Noël approche et vous séchez affreusement côté cadeaux ? Pas de panique, les Chroniques de Noël sont là pour vous venir en aide avec des bandes dessinées qui pourraient bien faire de l’effet au pied du sapin. Comme celle-ci, sortie en septembre dernier, Il était 2 fois Arthur ou la trajectoire de deux boxeurs dans un monde qui ne prenait pas de gants…
On peut détester Trump pour diverses raisons mais on doit lui reconnaître une certaine faculté à déstabiliser son monde, à être là où ne l’attend pas du tout, par exemple lorsqu’il réhabilite un champion de boxe noir victime de racisme. C’était en mai 2018 et ce champion en question n’était autre que Jack Arthur Johnson, sacré champion du monde de boxe en 1908, condamné à de la prison en 1913 pour avoir eu des relations avec une femme blanche.

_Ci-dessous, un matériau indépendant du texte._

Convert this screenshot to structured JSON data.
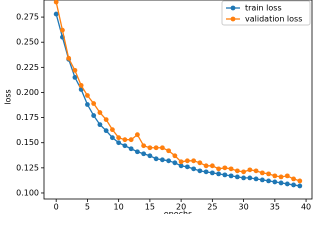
{
  "chart_data": {
    "type": "line",
    "x_label": "epochs",
    "y_label": "loss",
    "x": [
      0,
      1,
      2,
      3,
      4,
      5,
      6,
      7,
      8,
      9,
      10,
      11,
      12,
      13,
      14,
      15,
      16,
      17,
      18,
      19,
      20,
      21,
      22,
      23,
      24,
      25,
      26,
      27,
      28,
      29,
      30,
      31,
      32,
      33,
      34,
      35,
      36,
      37,
      38,
      39
    ],
    "series": [
      {
        "name": "train loss",
        "color": "#1f77b4",
        "values": [
          0.278,
          0.255,
          0.233,
          0.215,
          0.203,
          0.188,
          0.177,
          0.168,
          0.162,
          0.155,
          0.15,
          0.147,
          0.144,
          0.141,
          0.139,
          0.137,
          0.134,
          0.133,
          0.132,
          0.13,
          0.127,
          0.126,
          0.124,
          0.122,
          0.121,
          0.12,
          0.119,
          0.118,
          0.117,
          0.116,
          0.115,
          0.115,
          0.114,
          0.113,
          0.112,
          0.111,
          0.11,
          0.109,
          0.108,
          0.107
        ]
      },
      {
        "name": "validation loss",
        "color": "#ff7f0e",
        "values": [
          0.29,
          0.262,
          0.234,
          0.222,
          0.207,
          0.197,
          0.189,
          0.18,
          0.173,
          0.163,
          0.155,
          0.153,
          0.153,
          0.158,
          0.147,
          0.145,
          0.145,
          0.145,
          0.142,
          0.137,
          0.131,
          0.132,
          0.132,
          0.13,
          0.127,
          0.127,
          0.124,
          0.125,
          0.124,
          0.122,
          0.121,
          0.123,
          0.122,
          0.12,
          0.119,
          0.117,
          0.116,
          0.117,
          0.114,
          0.112
        ]
      }
    ],
    "xlim": [
      -1.95,
      40.95
    ],
    "ylim": [
      0.094,
      0.292
    ],
    "xticks": [
      0,
      5,
      10,
      15,
      20,
      25,
      30,
      35,
      40
    ],
    "yticks": [
      {
        "value": 0.1,
        "label": "0.100"
      },
      {
        "value": 0.125,
        "label": "0.125"
      },
      {
        "value": 0.15,
        "label": "0.150"
      },
      {
        "value": 0.175,
        "label": "0.175"
      },
      {
        "value": 0.2,
        "label": "0.200"
      },
      {
        "value": 0.225,
        "label": "0.225"
      },
      {
        "value": 0.25,
        "label": "0.250"
      },
      {
        "value": 0.275,
        "label": "0.275"
      }
    ],
    "legend": "upper right"
  }
}
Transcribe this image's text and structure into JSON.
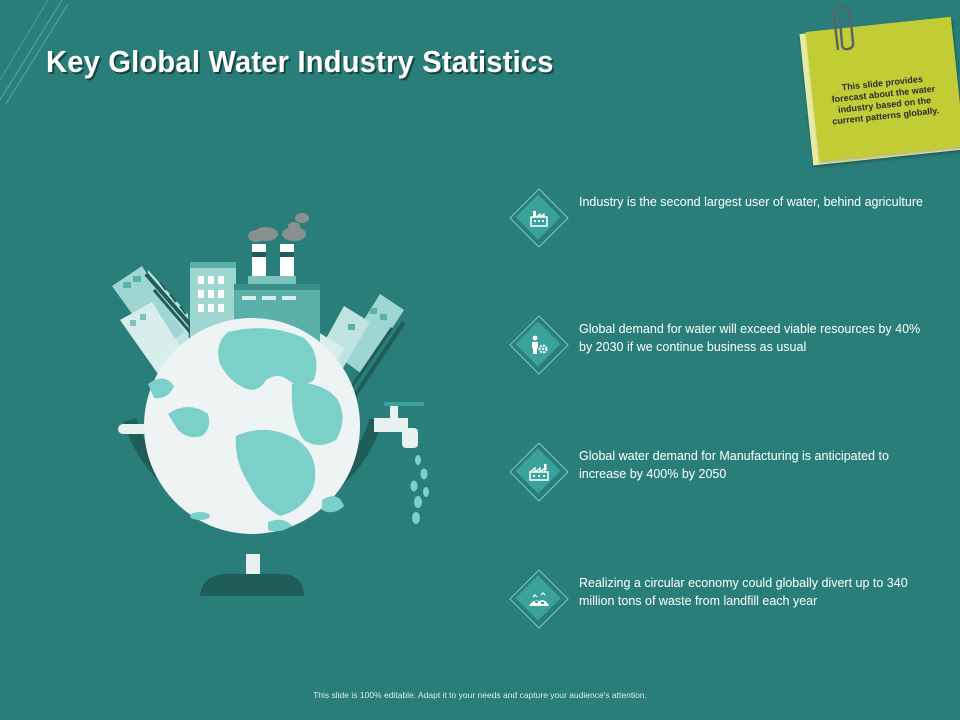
{
  "slide": {
    "title": "Key Global Water Industry Statistics",
    "note": "This slide provides forecast about the water industry based on the current patterns globally.",
    "footer": "This slide is 100% editable. Adapt it to your needs and capture your audience's attention."
  },
  "stats": [
    {
      "icon": "factory-icon",
      "text": "Industry is the second largest user of water, behind agriculture"
    },
    {
      "icon": "person-gear-icon",
      "text": "Global demand for water will exceed viable resources by 40% by 2030 if we continue business as usual"
    },
    {
      "icon": "manufacturing-plant-icon",
      "text": "Global water demand for Manufacturing is anticipated to increase by 400% by 2050"
    },
    {
      "icon": "landfill-icon",
      "text": "Realizing a circular economy could globally divert up to 340 million tons of waste from landfill each year"
    }
  ],
  "colors": {
    "background": "#2a7e7a",
    "sticky_note": "#c2cd35",
    "accent": "#3aa19b"
  }
}
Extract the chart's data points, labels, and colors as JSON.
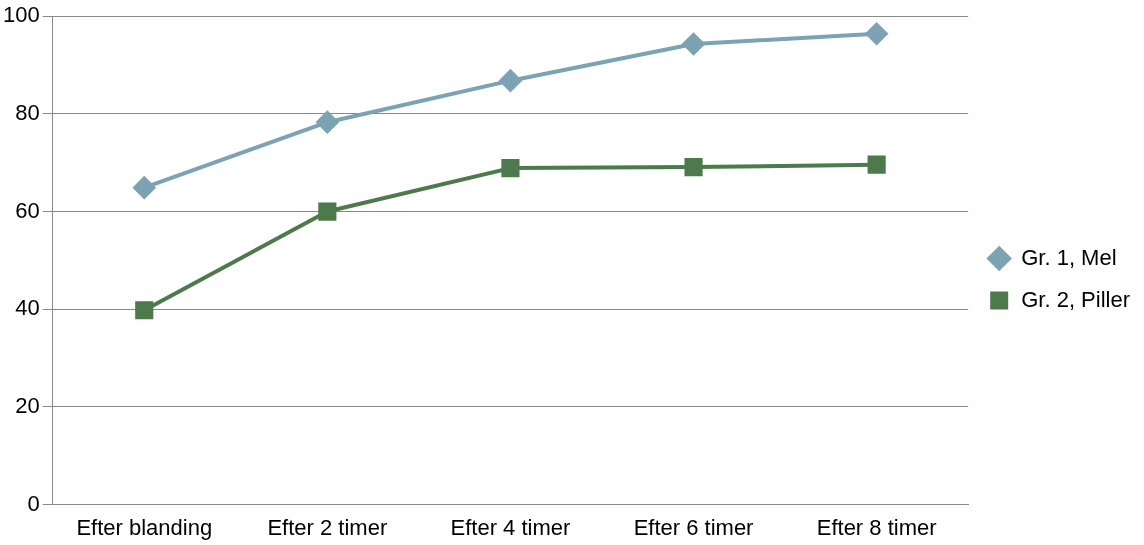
{
  "chart_data": {
    "type": "line",
    "categories": [
      "Efter blanding",
      "Efter 2 timer",
      "Efter 4 timer",
      "Efter 6 timer",
      "Efter 8 timer"
    ],
    "series": [
      {
        "name": "Gr. 1, Mel",
        "color": "#7ba3b3",
        "marker": "diamond",
        "values": [
          64.9,
          78.3,
          86.8,
          94.3,
          96.4
        ]
      },
      {
        "name": "Gr. 2, Piller",
        "color": "#4c7a4a",
        "marker": "square",
        "values": [
          39.8,
          60,
          68.9,
          69.1,
          69.6
        ]
      }
    ],
    "ylim": [
      0,
      100
    ],
    "yticks": [
      0,
      20,
      40,
      60,
      80,
      100
    ],
    "grid": "y",
    "legend": "right",
    "line_style": "solid"
  }
}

Jack Arthur Johnson est l’un des deux boxeurs dont on peut croiser les destinées – et dont les destinées se croisent – dans cet album signé Carlé et Antico. Le second étant Arthur Cravan, poète et boxeur, considéré par les dadaïstes et les surréalistes comme un des précurseurs de leurs mouvements respectifs.
Les deux hommes se rencontrèrent une fois, en 1916 à Barcelone, pour un combat que l’on présente comme la première performance de l’histoire de l’art.
La boxe, un art ? En tout cas, pour beaucoup, un moyen d’échapper à sa condition. Jack Johnson l’a espéré en plongeant à corps perdu dans ces combats synonymes pour lui de liberté. Mais s’il eut le droit de monter sur les rings, Johnson s’aperçu très vitre que pour le reste, rien n’était gagné. Le champion restait un champion noir dans une Amérique ségrégationniste et raciste qu’il fuit un temps avant d’y revenir et de purger une peine de prison pour avoir épousé une femme blanche.
Arthur Cravan, lui, était blanc. Pourtant, lui aussi dérangeait les bonnes moeurs, faisant du scandale une véritable stratégie. Fuyant pour sa part l’Europe en guerre, Cravan rejoignit l’Espagne avant d’embarquer pour New York et finalement disparaître mystérieusement au large du Mexique.
Malgré des options narratives à mon sens discutables, Carlé et Antico nous offrent ici une double biographie singulière et prenante doublée d’un regard lucide sur le monde de la boxe et plus largement sur le monde occidental de ce début du XXe siècle.